Laughter in Dark Times
Medicine is not considered a bastion of comedy. Many doctors work in high-stress, high-stakes environments where patient health is at risk. Where is the humor in that?
Lisa Gabbert, associate professor of English at Utah State University, argues the emotional suffering in the medical profession creates the alchemy for humor to thrive.
“People think of medicine as based in science and therefore not having culture,” she says over a Zoom call in January, “but medicine is as much culturally inflected as anything else.”
Gabbert began considering material for her latest manuscript Suffering and Laughter: The Medical Carnivalesque among Physicians two decades ago when her husband was in medical school. He knew folklore when he heard it and began feeding Gabbert jokes from the field. It was a rare glimpse behind the exam room curtain into a world often privy only to medical insiders—one filled with puns and absurdities more at home on episodes of Scrubs than ER.
“Dark humor is where I started,” Gabbert says. “Physicians sometimes use gallows humor or dark humor.”
But they are not limited to it.
Doctors are often punsters, she says. “It felt like there was more to get at.”
Gabbert has been collecting jokes and stories from interviews with physicians and mined the internet for comedic lore found in social media and websites like Gomerblog. She noticed common threads. For instance, doctors make fun of each other’s specialties and poke fun of stereotypes in medicine. A longstanding joke:
How does an orthopedist hold an elevator door? With his head. How does an internist hold the door ? With his hands. How does a hospital administrator hold the door? With someone else.
Are you laughing? Probably not.
“These jokes are very esoteric,” Gabbert says. “They are very funny to physicians.”
She found doctor humor often contains an anti-authoritarian bent. It’s not uncommon to find jokes about hospital administrators (see above) or about the systems that constrain their actions. Physicians recognize the challenges governing their work and find a way to expose them and lament them through laughter.

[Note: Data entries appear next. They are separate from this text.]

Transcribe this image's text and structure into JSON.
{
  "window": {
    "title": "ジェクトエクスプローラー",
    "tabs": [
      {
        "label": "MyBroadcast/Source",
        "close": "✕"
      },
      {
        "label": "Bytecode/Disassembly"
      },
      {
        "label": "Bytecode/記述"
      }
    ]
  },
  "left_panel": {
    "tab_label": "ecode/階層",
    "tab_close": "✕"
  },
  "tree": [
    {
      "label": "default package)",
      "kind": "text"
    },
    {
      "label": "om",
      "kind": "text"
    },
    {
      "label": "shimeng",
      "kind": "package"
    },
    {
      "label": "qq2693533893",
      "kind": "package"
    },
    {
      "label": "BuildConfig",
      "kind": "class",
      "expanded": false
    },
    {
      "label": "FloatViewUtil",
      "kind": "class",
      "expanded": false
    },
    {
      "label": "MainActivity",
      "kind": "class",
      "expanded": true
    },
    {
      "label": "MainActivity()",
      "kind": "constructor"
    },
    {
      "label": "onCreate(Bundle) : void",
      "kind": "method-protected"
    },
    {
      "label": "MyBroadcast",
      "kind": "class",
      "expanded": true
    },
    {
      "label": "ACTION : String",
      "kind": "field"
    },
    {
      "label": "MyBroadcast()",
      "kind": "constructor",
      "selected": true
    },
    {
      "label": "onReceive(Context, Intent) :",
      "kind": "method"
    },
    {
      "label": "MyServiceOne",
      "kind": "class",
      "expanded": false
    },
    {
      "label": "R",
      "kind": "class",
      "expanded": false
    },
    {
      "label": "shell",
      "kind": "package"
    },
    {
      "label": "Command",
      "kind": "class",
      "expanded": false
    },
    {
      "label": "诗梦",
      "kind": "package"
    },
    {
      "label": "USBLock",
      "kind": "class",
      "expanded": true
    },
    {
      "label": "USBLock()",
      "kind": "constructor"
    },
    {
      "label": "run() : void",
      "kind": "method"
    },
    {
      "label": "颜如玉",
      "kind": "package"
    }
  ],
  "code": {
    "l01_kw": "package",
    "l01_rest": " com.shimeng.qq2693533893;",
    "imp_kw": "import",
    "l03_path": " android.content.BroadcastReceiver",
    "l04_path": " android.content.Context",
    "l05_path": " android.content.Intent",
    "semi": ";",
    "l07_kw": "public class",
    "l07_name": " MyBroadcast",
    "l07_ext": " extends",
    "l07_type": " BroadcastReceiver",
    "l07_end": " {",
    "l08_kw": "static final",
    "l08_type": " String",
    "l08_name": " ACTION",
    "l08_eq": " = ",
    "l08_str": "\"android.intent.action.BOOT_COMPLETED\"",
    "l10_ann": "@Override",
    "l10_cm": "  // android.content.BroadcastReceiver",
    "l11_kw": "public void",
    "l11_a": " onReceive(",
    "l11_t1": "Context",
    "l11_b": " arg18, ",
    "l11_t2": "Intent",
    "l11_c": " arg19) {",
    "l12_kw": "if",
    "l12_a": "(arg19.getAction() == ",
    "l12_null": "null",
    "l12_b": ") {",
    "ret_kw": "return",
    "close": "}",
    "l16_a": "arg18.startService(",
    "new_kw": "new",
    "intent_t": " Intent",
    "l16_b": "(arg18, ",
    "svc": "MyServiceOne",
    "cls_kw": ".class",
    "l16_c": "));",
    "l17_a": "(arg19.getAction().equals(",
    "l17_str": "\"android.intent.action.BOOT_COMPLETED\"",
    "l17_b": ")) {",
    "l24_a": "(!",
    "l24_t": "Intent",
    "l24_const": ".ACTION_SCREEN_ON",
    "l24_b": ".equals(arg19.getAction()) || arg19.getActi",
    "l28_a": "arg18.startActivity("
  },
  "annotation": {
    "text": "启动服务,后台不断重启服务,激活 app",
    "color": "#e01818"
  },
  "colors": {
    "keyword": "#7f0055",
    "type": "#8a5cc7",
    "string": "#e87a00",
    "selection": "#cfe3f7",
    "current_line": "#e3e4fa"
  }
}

“It’s taking these very valued, officially held ideas that are sacred—or held to be at the time—and turning them on their head,” Gabbert says.
In 2009, she coined the term “medical carnivalesque” with physician Anton Salud to reframe physician humor to “characterize the subversiveness, inversions, and resistance found in medical humor,” Gabbert writes in Suffering and Laughter: The Medical Carnivalesque Among Physicians. “I also argue that suffering is an essential component of the medical carnivalesque.”
“A lot of people don’t think about the fact that physicians might suffer,” she says. “It’s almost like unless you are a patient you can’t suffer.”
Instinctively, we know that this is not true. But the physician’s job by trade is to care for patients, a role where they find themselves focused on relieving the suffering of others and potentially unable to address their own. Physicians are constantly exposed to low-grade suffering as part of the profession, from the grinding nature of the training and work to the outcomes. Trauma may occur when one makes a mistake that injures another human or from failing when one thinks they should have succeeded. In recent years, there has been an increased awareness of stark depression, substance abuse, and suicide rates of physicians. And depending on where one works, admitting to personal problems can affect one’s livelihood and ability to get help.
“Taking time for oneself is often seen as taking time away from a colleague because it means that one’s colleague must cover the sick doctor’s patients,” Gabbert says. “They fight for their patients’ health and wellbeing, but the concept of sickness and death lurks in the background.”
This tension goes somewhere and often it manifests in humor.
“One thing humor does is it transforms,” Gabbert says. “It expresses anxiety and frustration, and it transforms situations from whatever they are into one where that suffering gets relieved. Their work breaks a lot of normal everyday taboos. What the humor does is take situations that are not ideal and temporarily transforms them into something else.”
Gabbert was working on this project when the COVID-19 pandemic hit. She noticed physicians sharing memes about the crisis highlighting the limits on personal protection equipment (PPE) and broader public health issues like whether or not the general public was complying to wear masks to prevent the spread of infections.
These issues directly affect them, Gabbert explains. “What is different now is physicians using humor like memes in public to address aspects of the coronavirus.”
She began cataloguing the jokes online and identified how doctors have used humor to cope and to inform about work conditions during the COVID-19 pandemic. She found two primary themes: humor that highlighted bad medical advice and jokes about physician safety. Her findings will be published in a forthcoming article “Humor in the Time of Pandemic: Coronavirus and Expert Health Knowledge” next summer in the Journal of Folklore Research.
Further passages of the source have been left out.